This project was the coursework for the Reinforcement Learning (RL) course I took as part of my MSc Artificial Intelligence at the University of Edinburgh. In a mix of several simple stochastic environments and the (deprecated) LARG/HFO half-field offense soccer environment, I implemented eight different reinforcement learning algorithms.
For the following algorithms, I followed pseudocode from Sutton and Barto (2018):
- Dynamic Programming: Value iteration (page 83).
- Monte Carlo: On-policy first-visit MC control for \(\epsilon\)-soft policies (page 101).
- SARSA: On-policy temporal-difference control (page 130).
- Q-Learning: Off-policy temporal-difference control (page 131).
The following algorithm was quite difficult because it involved training a single network using multiple parallel agents each playing in a copy of the HFO environment:
- Deep Q-Learning: Asynchronous 1-step Q-learning with function approximation, from Mnih et al. (2016); also involved implementing Hogwild parallized stochastic gradient descent from Recht et al. (2011).

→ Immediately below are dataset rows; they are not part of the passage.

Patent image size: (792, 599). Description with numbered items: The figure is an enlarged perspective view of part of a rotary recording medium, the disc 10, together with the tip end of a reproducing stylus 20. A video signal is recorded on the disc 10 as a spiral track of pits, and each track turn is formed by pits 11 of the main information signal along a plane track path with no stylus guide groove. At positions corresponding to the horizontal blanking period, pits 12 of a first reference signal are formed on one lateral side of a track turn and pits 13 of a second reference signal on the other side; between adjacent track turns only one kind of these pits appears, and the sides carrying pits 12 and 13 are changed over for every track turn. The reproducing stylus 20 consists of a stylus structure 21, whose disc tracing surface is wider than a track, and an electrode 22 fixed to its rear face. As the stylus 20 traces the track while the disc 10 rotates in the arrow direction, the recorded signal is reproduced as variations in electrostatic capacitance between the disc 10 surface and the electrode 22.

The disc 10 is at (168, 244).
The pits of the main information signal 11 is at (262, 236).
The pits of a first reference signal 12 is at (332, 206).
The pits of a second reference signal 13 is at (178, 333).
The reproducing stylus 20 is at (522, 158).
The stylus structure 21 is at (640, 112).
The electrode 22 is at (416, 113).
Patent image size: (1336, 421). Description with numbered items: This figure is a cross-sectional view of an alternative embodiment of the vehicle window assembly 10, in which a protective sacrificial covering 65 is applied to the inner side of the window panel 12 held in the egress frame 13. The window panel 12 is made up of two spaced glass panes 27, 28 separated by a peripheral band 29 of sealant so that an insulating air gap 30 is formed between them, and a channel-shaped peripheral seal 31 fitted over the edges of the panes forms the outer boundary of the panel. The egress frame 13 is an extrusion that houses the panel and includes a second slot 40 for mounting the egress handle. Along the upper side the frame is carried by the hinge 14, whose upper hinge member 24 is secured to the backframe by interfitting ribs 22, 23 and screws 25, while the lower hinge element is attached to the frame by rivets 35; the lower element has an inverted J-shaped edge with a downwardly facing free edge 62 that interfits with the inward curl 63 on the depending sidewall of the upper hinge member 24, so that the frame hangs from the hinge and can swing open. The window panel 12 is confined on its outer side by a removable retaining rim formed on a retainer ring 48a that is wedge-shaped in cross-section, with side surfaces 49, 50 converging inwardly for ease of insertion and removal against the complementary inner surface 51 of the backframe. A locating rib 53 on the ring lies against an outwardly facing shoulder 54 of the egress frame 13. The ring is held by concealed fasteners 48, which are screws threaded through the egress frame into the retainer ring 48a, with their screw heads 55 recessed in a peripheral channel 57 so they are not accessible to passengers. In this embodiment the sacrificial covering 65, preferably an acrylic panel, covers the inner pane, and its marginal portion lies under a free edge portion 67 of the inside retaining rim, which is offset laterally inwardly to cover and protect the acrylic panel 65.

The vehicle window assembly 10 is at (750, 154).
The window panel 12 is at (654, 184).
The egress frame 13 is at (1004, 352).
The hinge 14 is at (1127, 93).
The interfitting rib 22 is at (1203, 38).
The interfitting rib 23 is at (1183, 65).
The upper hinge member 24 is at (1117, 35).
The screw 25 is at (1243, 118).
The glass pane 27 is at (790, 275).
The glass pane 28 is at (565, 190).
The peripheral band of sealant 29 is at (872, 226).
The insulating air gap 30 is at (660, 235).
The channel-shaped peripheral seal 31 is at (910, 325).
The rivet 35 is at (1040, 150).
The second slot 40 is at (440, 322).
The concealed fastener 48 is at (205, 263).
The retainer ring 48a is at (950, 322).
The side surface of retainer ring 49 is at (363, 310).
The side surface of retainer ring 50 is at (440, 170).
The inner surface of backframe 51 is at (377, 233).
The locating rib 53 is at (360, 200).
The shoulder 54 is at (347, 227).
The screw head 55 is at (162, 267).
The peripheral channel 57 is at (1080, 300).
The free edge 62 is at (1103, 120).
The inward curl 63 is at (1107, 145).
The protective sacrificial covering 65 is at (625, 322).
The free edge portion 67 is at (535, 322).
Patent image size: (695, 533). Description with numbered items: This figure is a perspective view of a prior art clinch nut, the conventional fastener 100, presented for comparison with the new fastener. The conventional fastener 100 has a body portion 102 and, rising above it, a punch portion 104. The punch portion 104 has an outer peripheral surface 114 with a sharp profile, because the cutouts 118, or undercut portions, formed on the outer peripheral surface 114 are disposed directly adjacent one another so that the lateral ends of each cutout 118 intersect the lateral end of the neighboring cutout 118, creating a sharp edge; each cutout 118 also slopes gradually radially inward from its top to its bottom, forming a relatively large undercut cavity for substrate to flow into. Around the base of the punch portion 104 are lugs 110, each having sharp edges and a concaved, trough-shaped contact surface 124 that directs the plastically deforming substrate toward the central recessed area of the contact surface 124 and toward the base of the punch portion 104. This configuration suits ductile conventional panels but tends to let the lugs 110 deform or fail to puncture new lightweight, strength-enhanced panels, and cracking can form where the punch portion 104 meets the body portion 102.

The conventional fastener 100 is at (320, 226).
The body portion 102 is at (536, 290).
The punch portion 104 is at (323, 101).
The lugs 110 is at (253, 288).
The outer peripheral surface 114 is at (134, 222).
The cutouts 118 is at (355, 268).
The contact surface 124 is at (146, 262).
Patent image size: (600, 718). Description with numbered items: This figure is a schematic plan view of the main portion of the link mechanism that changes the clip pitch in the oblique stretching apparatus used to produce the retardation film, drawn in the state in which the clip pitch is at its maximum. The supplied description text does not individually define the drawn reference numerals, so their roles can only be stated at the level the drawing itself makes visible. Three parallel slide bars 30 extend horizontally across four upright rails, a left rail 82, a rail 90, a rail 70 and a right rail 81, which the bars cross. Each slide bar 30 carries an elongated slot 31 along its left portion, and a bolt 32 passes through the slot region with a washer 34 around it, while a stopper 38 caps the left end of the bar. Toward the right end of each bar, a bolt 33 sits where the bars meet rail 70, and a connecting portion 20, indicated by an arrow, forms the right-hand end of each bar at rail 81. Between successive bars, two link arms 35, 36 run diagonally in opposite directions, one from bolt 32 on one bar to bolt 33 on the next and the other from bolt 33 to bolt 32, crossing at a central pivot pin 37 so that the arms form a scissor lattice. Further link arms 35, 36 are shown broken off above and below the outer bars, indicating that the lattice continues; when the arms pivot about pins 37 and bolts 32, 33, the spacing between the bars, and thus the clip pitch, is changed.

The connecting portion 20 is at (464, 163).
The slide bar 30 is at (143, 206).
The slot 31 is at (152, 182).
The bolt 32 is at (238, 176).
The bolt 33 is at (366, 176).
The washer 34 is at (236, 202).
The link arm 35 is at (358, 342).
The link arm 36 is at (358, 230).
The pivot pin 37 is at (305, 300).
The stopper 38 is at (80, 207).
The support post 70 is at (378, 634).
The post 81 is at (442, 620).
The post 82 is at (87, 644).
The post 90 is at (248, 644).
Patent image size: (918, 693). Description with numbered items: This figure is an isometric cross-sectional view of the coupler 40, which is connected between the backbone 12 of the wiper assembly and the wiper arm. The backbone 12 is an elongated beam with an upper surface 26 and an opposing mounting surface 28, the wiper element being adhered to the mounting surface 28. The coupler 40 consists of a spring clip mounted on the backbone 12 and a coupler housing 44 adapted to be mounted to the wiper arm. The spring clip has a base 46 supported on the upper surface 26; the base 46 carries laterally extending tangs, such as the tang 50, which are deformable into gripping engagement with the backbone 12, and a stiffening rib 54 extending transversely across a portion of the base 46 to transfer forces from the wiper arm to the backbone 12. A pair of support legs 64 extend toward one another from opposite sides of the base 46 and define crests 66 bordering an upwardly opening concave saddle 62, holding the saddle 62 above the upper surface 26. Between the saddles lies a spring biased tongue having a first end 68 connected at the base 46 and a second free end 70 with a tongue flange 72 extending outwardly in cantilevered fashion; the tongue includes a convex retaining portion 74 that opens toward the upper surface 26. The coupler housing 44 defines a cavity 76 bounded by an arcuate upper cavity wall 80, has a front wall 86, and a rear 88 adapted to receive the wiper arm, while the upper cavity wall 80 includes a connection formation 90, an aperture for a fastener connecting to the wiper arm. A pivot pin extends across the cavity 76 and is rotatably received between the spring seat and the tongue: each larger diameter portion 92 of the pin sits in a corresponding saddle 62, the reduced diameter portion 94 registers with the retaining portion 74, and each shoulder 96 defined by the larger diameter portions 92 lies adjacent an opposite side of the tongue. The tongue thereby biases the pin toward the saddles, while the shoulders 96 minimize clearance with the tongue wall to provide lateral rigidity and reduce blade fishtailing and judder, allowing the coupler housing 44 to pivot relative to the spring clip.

Finally, these algorithms were in a two-agent setting:
- Independent Q-Learning: The same algorithm as Q-learning, but with a joint state representation for the two agents.
- Joint-Action Learning: Based on table 4 from Bowling and Veloso (2001a).
- Wolf-PHC: Based on tables 1 and 2 from Bowling and Veloso (2001b).
I built my implementation on top of this provided base code, but I can't share my own code. Most of my implementations reached the highest performance threshold defined by the coursework markers.